Bei einem Schuldspruch drohte Sokrates die Todesstrafe. Um ihr zu entgehen, wurde ihm ein Tauschgeschäft vorgeschlagen: Er solle sein Leben, nur um der Wahrheit willen, nicht einfach wegwerfen. Mit Geld, Ruhm und Ehre lasse sich doch auch ganz gut leben. Hingegen seien das Streben nach Einsicht und Wahrheit und die Sorge um die eigene Seele nicht lebensnotwendig. Sokrates antwortete: "Ich will lieber dem Gott als euch gehorchen, und solange ich atme und die Kraft dazu habe, nicht ablassen zu philosophieren."

Denn die Sorge um die himmlische Seligkeit seiner Seele bedeutete Sokrates mehr als ein irdisches Leben mit Geld und Ruhm. Darum wurde er 399 vor Christus mit dem Schierlingsbecher hingerichtet. Er starb als Zeuge für das Ziel aller Seelsorge, die Platon: "die Angleichung des Menschen an Gott" nennt.

Schöne Wahrheit, profane Wirklichkeit
Sokrates wurde oft entgegengehalten, man könne doch – um des Seelenheils willen – nicht einfach einen Nachteil billigend in Kauf nehmen. Sokrates pflegte darauf zu antworten: "Wer ist man? Was alle sagen, ist nicht wichtig. Denn nicht alle haben nachgedacht. Lass uns lieber sehen, ob wir beide, du und ich, nicht miteinander ins Gespräch kommen über die Wahrheit, die Gerechtigkeit und das Gute. Unsere Seelen werden dabei des Himmlischen ansichtig."

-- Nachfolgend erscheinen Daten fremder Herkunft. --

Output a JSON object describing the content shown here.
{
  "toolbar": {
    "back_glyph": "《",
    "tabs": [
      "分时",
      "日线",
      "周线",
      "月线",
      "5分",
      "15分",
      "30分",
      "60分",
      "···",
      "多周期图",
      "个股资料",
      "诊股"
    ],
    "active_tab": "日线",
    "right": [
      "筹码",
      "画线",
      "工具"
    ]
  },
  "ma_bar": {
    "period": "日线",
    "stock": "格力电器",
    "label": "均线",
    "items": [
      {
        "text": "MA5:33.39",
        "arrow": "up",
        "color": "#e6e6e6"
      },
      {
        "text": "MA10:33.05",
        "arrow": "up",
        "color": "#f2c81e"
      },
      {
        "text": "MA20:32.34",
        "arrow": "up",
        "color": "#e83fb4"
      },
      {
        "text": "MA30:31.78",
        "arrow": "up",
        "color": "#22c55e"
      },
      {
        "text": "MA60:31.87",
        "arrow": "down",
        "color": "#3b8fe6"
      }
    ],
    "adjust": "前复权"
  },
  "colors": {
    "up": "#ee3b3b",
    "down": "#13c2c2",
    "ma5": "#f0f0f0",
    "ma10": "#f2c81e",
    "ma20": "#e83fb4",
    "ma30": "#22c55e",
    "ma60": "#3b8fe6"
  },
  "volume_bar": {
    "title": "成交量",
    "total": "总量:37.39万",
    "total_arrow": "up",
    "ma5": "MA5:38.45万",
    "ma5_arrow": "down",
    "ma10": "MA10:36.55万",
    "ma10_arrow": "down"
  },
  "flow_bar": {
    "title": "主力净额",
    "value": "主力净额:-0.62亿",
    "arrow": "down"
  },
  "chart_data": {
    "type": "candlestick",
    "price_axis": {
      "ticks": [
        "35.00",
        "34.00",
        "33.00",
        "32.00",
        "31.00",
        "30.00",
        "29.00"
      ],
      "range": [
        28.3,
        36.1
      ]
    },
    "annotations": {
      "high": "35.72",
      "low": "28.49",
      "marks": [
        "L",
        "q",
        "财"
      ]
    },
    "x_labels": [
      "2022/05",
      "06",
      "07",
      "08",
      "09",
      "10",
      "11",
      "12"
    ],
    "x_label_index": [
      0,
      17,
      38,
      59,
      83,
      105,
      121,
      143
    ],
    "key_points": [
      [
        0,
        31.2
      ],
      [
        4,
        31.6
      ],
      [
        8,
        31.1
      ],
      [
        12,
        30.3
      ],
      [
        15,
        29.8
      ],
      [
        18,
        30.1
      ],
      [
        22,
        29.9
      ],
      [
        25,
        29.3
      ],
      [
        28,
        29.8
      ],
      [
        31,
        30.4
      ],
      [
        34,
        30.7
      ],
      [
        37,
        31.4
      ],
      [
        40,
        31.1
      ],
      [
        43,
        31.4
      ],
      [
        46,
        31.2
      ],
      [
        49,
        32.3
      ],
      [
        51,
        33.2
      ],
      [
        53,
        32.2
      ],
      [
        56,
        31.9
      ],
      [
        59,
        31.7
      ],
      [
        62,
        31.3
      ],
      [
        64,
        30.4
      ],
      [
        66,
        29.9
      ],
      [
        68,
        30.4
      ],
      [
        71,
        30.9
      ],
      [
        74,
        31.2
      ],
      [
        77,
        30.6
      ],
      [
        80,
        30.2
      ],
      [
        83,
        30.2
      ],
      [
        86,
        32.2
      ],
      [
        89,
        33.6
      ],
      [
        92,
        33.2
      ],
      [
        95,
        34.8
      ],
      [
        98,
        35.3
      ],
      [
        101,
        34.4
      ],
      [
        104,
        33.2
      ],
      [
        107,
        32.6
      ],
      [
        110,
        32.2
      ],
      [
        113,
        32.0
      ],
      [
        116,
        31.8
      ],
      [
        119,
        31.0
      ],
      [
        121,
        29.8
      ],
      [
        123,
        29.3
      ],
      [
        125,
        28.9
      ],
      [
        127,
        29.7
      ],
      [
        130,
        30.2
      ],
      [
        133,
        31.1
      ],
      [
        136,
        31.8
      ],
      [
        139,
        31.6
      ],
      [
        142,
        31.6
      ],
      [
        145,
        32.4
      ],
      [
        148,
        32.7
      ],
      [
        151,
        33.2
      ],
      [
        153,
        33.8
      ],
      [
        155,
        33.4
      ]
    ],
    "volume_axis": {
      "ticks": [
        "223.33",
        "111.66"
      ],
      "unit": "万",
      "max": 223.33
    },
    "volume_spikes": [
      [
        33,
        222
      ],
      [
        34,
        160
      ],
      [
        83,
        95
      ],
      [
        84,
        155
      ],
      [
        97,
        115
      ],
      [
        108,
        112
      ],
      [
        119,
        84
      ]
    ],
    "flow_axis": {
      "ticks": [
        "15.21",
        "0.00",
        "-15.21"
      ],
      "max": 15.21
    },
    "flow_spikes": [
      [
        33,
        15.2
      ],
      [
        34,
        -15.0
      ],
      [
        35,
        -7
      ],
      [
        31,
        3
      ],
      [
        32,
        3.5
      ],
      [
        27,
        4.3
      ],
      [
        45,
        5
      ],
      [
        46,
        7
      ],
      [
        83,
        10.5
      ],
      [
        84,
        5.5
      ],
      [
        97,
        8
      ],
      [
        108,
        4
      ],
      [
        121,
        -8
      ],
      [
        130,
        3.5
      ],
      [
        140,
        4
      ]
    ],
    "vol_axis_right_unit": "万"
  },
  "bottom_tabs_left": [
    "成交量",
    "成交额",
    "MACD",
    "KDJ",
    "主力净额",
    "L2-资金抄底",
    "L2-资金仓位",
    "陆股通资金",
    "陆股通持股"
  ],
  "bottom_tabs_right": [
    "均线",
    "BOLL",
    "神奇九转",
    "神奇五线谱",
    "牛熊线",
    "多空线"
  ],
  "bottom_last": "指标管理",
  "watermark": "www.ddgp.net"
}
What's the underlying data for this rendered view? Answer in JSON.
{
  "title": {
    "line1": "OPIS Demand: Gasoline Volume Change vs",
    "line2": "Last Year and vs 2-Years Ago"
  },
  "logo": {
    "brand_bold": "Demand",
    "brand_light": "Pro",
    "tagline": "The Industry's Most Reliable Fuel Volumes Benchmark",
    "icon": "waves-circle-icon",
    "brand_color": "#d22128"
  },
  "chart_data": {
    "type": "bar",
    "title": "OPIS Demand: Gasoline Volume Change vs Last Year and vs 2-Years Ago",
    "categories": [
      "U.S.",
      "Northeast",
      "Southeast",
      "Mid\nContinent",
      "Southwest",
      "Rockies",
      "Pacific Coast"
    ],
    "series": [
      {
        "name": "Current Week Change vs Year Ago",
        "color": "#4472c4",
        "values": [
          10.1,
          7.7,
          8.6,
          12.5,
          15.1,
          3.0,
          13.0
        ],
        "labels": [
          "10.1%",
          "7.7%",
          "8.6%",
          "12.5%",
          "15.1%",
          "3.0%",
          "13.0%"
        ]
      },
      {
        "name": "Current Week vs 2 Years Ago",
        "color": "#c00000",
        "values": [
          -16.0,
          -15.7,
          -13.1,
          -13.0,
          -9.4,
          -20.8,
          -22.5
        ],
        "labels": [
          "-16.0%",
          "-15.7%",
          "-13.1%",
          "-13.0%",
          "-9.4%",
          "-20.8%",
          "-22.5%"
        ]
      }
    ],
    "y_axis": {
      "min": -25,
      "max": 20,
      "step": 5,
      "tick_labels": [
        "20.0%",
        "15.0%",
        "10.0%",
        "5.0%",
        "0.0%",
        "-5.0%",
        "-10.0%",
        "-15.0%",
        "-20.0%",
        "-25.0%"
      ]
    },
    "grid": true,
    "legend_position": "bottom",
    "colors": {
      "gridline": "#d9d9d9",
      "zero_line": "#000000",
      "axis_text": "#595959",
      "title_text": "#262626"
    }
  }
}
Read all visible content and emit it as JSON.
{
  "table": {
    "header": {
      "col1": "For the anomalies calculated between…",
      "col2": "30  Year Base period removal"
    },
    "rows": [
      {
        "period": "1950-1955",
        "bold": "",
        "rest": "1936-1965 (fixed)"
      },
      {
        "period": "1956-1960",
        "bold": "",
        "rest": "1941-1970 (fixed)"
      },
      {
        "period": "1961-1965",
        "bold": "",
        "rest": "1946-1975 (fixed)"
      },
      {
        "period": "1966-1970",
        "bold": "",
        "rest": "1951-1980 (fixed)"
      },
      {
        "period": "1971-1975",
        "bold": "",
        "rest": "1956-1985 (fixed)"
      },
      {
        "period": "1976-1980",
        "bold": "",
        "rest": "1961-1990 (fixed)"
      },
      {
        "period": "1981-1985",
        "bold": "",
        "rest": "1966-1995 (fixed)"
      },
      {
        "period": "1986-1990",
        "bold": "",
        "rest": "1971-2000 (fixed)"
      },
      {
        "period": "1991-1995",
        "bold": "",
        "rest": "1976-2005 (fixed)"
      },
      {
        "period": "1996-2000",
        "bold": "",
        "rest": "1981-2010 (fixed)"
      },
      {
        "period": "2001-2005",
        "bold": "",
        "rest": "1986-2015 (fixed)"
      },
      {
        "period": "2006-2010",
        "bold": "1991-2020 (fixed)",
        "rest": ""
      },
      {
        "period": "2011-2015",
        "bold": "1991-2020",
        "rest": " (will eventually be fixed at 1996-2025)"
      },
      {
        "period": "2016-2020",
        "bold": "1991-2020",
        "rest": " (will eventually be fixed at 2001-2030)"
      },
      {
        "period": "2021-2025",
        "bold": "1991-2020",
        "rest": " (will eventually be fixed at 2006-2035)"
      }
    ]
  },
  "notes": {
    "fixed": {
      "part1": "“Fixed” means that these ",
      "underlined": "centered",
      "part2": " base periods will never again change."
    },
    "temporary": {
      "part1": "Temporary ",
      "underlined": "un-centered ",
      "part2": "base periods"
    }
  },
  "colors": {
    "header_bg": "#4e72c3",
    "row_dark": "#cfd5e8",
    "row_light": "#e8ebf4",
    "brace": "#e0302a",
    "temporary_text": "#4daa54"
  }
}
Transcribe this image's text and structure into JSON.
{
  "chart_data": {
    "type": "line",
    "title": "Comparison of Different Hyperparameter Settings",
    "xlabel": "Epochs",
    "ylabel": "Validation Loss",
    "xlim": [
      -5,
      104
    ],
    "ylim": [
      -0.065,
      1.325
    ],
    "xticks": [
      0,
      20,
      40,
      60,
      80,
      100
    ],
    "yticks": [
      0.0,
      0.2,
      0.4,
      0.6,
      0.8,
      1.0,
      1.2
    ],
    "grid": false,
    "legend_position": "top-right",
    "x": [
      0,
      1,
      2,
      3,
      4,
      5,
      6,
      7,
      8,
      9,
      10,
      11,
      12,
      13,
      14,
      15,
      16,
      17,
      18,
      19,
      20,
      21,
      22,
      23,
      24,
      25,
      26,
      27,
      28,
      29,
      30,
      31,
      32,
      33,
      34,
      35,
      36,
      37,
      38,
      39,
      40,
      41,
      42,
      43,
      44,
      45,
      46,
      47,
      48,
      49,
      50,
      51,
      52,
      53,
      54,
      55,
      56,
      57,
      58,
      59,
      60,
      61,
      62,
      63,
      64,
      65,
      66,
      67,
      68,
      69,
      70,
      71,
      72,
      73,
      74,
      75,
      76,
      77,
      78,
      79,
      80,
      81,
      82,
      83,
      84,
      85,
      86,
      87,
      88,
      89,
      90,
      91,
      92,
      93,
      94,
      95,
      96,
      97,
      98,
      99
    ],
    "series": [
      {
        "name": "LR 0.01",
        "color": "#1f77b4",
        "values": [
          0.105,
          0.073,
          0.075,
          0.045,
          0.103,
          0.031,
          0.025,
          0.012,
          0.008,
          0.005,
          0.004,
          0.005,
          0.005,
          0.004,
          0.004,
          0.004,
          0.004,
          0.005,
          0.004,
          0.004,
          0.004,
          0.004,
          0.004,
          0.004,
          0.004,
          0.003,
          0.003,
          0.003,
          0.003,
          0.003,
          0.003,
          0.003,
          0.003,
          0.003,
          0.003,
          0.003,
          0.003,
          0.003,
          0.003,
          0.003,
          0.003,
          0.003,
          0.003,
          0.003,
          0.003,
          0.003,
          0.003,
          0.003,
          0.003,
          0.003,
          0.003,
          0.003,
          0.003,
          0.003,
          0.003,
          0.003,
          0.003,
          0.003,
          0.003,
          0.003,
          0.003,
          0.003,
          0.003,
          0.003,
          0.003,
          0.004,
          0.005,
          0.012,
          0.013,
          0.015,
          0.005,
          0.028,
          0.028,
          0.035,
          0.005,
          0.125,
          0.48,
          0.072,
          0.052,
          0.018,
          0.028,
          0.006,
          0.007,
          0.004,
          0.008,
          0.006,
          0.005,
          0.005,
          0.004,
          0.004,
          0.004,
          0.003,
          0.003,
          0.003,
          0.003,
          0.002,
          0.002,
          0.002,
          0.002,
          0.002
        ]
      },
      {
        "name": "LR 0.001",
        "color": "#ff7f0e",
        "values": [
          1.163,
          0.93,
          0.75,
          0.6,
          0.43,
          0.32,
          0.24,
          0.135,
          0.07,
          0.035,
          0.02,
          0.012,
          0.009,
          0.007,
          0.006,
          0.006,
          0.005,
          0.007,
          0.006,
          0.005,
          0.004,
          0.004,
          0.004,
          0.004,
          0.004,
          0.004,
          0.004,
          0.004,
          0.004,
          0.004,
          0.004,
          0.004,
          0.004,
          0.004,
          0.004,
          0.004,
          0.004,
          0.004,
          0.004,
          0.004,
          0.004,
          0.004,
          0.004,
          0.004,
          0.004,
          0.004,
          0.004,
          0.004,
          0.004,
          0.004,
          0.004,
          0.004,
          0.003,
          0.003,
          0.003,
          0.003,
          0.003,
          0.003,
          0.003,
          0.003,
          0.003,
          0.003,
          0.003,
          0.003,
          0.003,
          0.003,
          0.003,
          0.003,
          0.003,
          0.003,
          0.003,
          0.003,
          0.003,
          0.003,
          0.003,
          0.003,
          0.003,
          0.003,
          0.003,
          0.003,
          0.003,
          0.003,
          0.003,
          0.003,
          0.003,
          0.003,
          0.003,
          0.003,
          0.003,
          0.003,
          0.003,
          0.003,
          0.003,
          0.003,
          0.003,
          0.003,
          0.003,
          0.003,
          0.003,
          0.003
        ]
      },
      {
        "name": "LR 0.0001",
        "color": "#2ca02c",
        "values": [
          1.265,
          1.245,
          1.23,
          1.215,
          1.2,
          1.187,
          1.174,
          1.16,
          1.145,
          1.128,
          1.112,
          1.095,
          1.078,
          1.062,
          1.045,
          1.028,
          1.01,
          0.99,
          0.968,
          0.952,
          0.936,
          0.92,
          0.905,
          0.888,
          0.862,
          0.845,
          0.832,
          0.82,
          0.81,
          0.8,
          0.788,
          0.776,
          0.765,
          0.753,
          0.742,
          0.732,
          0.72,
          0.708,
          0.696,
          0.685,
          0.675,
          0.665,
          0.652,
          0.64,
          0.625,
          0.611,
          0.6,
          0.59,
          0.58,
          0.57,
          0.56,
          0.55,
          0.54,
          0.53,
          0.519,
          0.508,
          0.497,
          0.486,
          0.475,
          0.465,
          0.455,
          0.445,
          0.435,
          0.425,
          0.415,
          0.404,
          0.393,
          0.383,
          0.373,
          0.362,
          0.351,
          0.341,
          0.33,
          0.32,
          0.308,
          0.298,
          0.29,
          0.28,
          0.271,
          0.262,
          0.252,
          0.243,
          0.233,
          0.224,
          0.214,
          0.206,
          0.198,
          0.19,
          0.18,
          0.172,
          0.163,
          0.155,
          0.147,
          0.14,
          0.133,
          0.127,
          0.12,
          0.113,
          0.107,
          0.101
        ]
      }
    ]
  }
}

Über Jahrhunderte hatte Platon unsere abendländische Kultur geprägt: Die gängigen Begriffe "Theologie" und "Seelsorge" sind nicht der kirchlichen Tradition entsprungen. Sie entstammen vielmehr der Philosophie Platons. Diese unterscheidet die schöne Wahrheit von der profanen Wirklichkeit. Leben ist nämlich nicht gleich Leben. Es kann wahrhaftig gut oder wirklich schlecht geführt werden. Jede Seele gibt davon Zeugnis: Denn Vernunft, Lebensmut und Begehren regieren in ihr. Diese drei Seelenkräfte müssen im Einklang miteinander bleiben, soll die Seele gut werden. Dazu bedarf es der Einsicht in die Wahrheit, das Gute und die Gerechtigkeit. Oder, wie Platon sagt, in Gott, den Vater des Alls.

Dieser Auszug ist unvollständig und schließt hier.